In these cases, it's possible to take extremely specific measures and look at the situation more closely before anyone actually contracts the disease. We usually recommend more intensive preventive measures. Here too, there are new high-tech examinations. For example, a multiparametric MRI. This is a special MRI examination of the prostate. As there is no rectal examination, it is far more precise. If the results are positive, the doctor performs a biopsy. As I mentioned earlier, the MRI enables us to take a more targeted approach.

And what benefits does genetic analysis offer for those who already have prostate cancer?
Genetic analysis may open up new treatment options for those who already have the disease. If a patient is found to have the corresponding genetic mutation, drugs can be prescribed which have already been used successfully for breast cancer patients, for example. Tumour therapy is no longer organ-specific. We treat the genetic variant rather than the organ, which opens up entirely new treatment opportunities in this area.

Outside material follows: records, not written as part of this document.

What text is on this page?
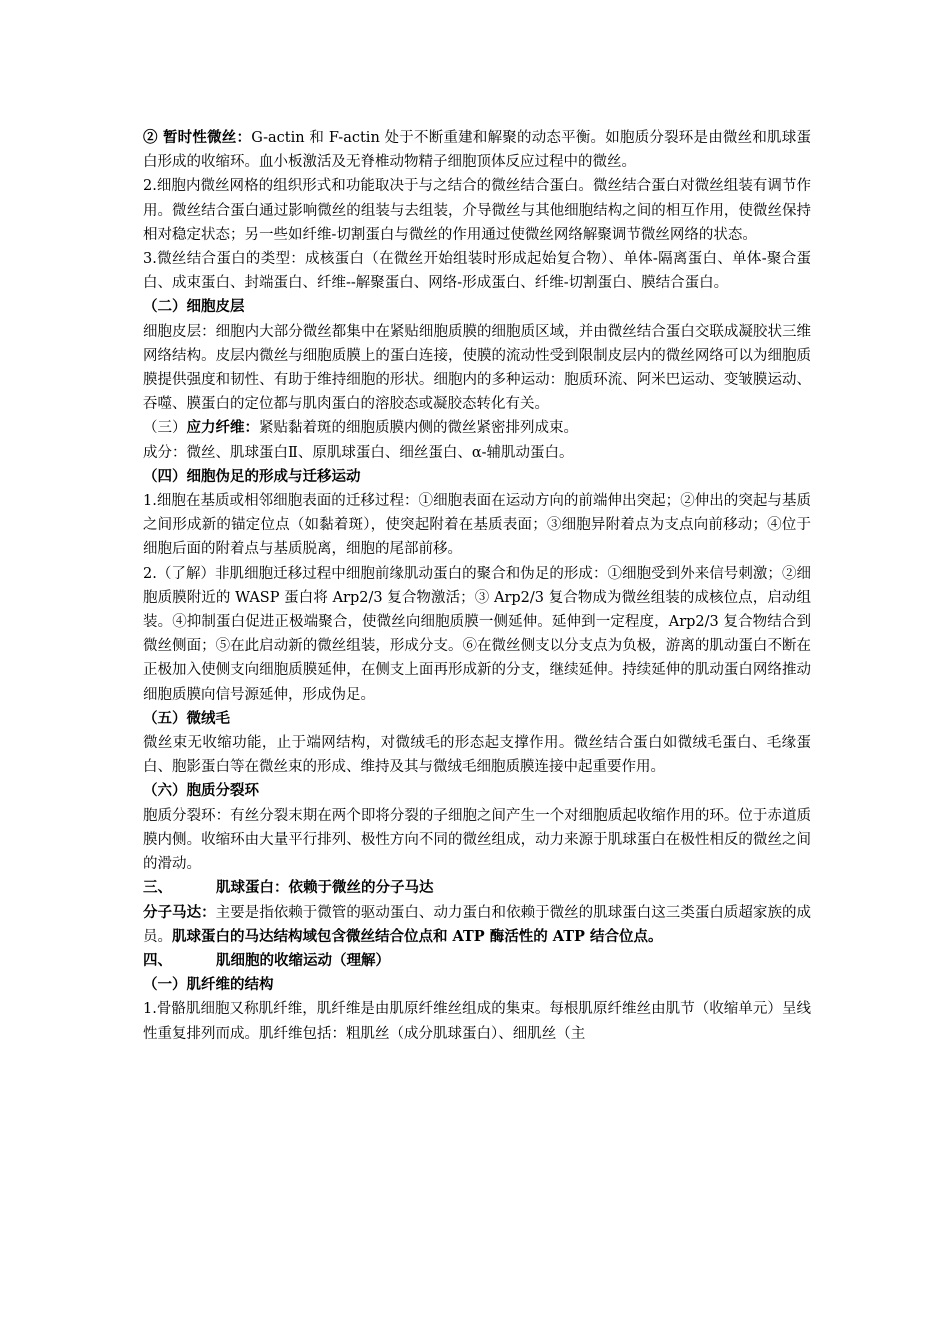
② 暂时性微丝：G-actin 和 F-actin 处于不断重建和解聚的动态平衡。如胞质分裂环是由微丝和肌球蛋白形成的收缩环。血小板激活及无脊椎动物精子细胞顶体反应过程中的微丝。

2.细胞内微丝网格的组织形式和功能取决于与之结合的微丝结合蛋白。微丝结合蛋白对微丝组装有调节作用。微丝结合蛋白通过影响微丝的组装与去组装，介导微丝与其他细胞结构之间的相互作用，使微丝保持相对稳定状态；另一些如纤维-切割蛋白与微丝的作用通过使微丝网络解聚调节微丝网络的状态。

3.微丝结合蛋白的类型：成核蛋白（在微丝开始组装时形成起始复合物）、单体-隔离蛋白、单体-聚合蛋白、成束蛋白、封端蛋白、纤维--解聚蛋白、网络-形成蛋白、纤维-切割蛋白、膜结合蛋白。

（二）细胞皮层

细胞皮层：细胞内大部分微丝都集中在紧贴细胞质膜的细胞质区域，并由微丝结合蛋白交联成凝胶状三维网络结构。皮层内微丝与细胞质膜上的蛋白连接，使膜的流动性受到限制皮层内的微丝网络可以为细胞质膜提供强度和韧性、有助于维持细胞的形状。细胞内的多种运动：胞质环流、阿米巴运动、变皱膜运动、吞噬、膜蛋白的定位都与肌肉蛋白的溶胶态或凝胶态转化有关。

（三）应力纤维：紧贴黏着斑的细胞质膜内侧的微丝紧密排列成束。

成分：微丝、肌球蛋白Ⅱ、原肌球蛋白、细丝蛋白、α-辅肌动蛋白。

（四）细胞伪足的形成与迁移运动

1.细胞在基质或相邻细胞表面的迁移过程：①细胞表面在运动方向的前端伸出突起；②伸出的突起与基质之间形成新的锚定位点（如黏着斑），使突起附着在基质表面；③细胞异附着点为支点向前移动；④位于细胞后面的附着点与基质脱离，细胞的尾部前移。

2.（了解）非肌细胞迁移过程中细胞前缘肌动蛋白的聚合和伪足的形成：①细胞受到外来信号刺激；②细胞质膜附近的 WASP 蛋白将 Arp2/3 复合物激活；③ Arp2/3 复合物成为微丝组装的成核位点，启动组装。④抑制蛋白促进正极端聚合，使微丝向细胞质膜一侧延伸。延伸到一定程度，Arp2/3 复合物结合到微丝侧面；⑤在此启动新的微丝组装，形成分支。⑥在微丝侧支以分支点为负极，游离的肌动蛋白不断在正极加入使侧支向细胞质膜延伸，在侧支上面再形成新的分支，继续延伸。持续延伸的肌动蛋白网络推动细胞质膜向信号源延伸，形成伪足。

（五）微绒毛

微丝束无收缩功能，止于端网结构，对微绒毛的形态起支撑作用。微丝结合蛋白如微绒毛蛋白、毛缘蛋白、胞影蛋白等在微丝束的形成、维持及其与微绒毛细胞质膜连接中起重要作用。

（六）胞质分裂环

胞质分裂环：有丝分裂末期在两个即将分裂的子细胞之间产生一个对细胞质起收缩作用的环。位于赤道质膜内侧。收缩环由大量平行排列、极性方向不同的微丝组成，动力来源于肌球蛋白在极性相反的微丝之间的滑动。

三、	肌球蛋白：依赖于微丝的分子马达

分子马达：主要是指依赖于微管的驱动蛋白、动力蛋白和依赖于微丝的肌球蛋白这三类蛋白质超家族的成员。肌球蛋白的马达结构域包含微丝结合位点和 ATP 酶活性的 ATP 结合位点。

四、	肌细胞的收缩运动（理解）

（一）肌纤维的结构

1.骨骼肌细胞又称肌纤维，肌纤维是由肌原纤维丝组成的集束。每根肌原纤维丝由肌节（收缩单元）呈线性重复排列而成。肌纤维包括：粗肌丝（成分肌球蛋白）、细肌丝（主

There's considerable demand from women who would like to have their breast cancer risk assessed at Precise. Which men come to your practice?
With regard to prostate cancer, the majority of our patients are men who're making provision for their retirement and want to know whether they're genetically predisposed to contracting the disease. However, there are also patients who already have cancer and would like to protect their relatives. Then we examine the family tree and determine whether there is actually a high-risk situation in the family. In these cases, we recommend that relatives who don't yet have the disease undergo the corresponding preventive check-ups.

What is the procedure for a genetic test at Hirslanden Precise ?
During the preliminary consultation, we compile the patient’s family tree. In the process, we not only look for prostate cancer but also for other risks. If there are indications of a family history of the disease, the patient will undergo a BRCA2 test, among other things. We have to adhere to the corresponding guidelines for these tests.

Are these genetic tests also covered by the mandatory health insurance ?
A genetic test costs around CHF 4 000 and is usually covered if a patient has corresponding risk factors. However, there must be clear evidence of a family history. In the majority of cases, we have to request a commitment to cover costs as genetic tests aren't usually included under the Medical Benefits Ordinance (KLV). To this end, we discuss the cases in an interdisciplinary genomic board. Sometimes we also determine the likelihood of a mutation using mathematical models. If the health insurer agrees, we identify the gene with a blood test and search for mutations that could facilitate the occurrence of prostate cancer.